A man whose identity has been suppressed was jailed during a property dispute with his ex-wife has successfully sued Federal Court judge who made what the court called “serious and fundamental errors” before falsely sending him to jail.
The federal court ruled on Wednesday that inferior court judge Salvatore Vasta made a series of errors beyond his jurisdiction, and engaged a “gross and obvious irregularity of procedure” when he jailed the man, known only as “Mr Stradford” in late 2018. Stradford was awarded $309,450 in damages.
The original case before the federal court was to help divide his and his ex-wife’s assets and decide a minor property settlement dispute.
Vasta threatened to jail Stradford repeatedly during the trial because he believed he had not provided full disclosure of all his financial details. As a self-represented litigant, he was threatened he would be jailed if he kept exercising his right to be heard by speaking over the judge and was warned to comply with Vasta’s disclosure orders or to “bring your toothbrush”.
Vasta later jailed him for 12 months for contempt of court, to be suspended after six months.
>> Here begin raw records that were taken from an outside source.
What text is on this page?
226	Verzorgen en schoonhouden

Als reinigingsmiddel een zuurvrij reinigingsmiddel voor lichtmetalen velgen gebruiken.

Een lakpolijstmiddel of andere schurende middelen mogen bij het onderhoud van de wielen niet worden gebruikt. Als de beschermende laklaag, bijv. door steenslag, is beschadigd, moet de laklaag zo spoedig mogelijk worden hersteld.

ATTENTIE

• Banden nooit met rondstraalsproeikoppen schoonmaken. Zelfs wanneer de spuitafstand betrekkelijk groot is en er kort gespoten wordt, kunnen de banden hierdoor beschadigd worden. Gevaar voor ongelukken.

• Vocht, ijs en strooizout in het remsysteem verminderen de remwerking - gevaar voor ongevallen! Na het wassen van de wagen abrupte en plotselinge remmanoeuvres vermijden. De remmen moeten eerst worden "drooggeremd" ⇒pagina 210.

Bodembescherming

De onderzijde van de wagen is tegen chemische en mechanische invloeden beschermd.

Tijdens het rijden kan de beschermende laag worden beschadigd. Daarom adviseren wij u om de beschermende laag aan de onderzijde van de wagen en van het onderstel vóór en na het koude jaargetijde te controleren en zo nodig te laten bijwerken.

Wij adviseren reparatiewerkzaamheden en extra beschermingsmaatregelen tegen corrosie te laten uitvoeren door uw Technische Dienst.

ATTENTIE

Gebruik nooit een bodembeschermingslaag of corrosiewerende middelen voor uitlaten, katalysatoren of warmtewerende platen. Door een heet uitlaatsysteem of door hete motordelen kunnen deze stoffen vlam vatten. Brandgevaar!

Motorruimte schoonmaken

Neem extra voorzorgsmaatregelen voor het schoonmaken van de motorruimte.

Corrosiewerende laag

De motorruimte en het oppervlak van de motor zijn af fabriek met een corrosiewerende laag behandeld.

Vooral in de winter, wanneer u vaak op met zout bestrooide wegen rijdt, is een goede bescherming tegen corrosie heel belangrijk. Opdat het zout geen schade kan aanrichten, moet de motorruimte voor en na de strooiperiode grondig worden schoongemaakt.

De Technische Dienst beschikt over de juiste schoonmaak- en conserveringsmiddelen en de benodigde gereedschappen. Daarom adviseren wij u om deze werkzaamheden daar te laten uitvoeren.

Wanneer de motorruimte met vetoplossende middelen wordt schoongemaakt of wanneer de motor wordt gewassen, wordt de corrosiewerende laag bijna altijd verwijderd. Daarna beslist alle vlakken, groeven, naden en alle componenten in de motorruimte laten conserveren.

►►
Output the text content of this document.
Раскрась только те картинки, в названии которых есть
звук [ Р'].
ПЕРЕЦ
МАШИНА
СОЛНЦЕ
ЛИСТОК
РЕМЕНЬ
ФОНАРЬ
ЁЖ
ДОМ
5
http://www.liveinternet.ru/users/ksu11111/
Stradford detailed a terrorising account of the week he spent in jail – including an assault, the threat of being raped, suicidal ideation before a higher court overturned the original decision, which has been described as an “affront to justice”.
Michael Wigney, a Federal court justice described the case as "complex on multiple levels" and said he had to read case law stretching back centuries in making his decision. After years of deliberation the matter, Justice Wigney ruled in Stradford’s favour. He found Vasta falsely imprisoned the man and left him without a “modicum” of procedural fairness.
In his decision Justice Wigney said, “The order which resulted in the applicant’s imprisonment was infected by a number of serious and fundamental errors on the part of the judge,” “The individual and cumulative effect of those errors was that the order was invalid and of no legal effect from the outset. The order and related warrant therefore provided no lawful justification for the applicant’s imprisonment.” As Vasta acted beyond his jurisdiction he was also not entitled to judicial immunity.
“That was because in summary he imprisoned the applicant without first finding that the applicant had failed to comply with the disclosure orders in question, and was therefore in contempt and without finding any of the facts he was required to find before imprisoning the applicant for any such contempt,” “The judge was also guilty of a gross and obvious irregularity of procedure and denied the applicant any modicum of procedural fairness or justice. The denial of procedural fairness was anything but narrow and technical. It was fundamental.”
Stradford has been awarded $309,450 in damages, much less than what Stradford had requested. Wigney said Stradford’s lost future earnings as a result of the imprisonment was nowhere near what he had claimed.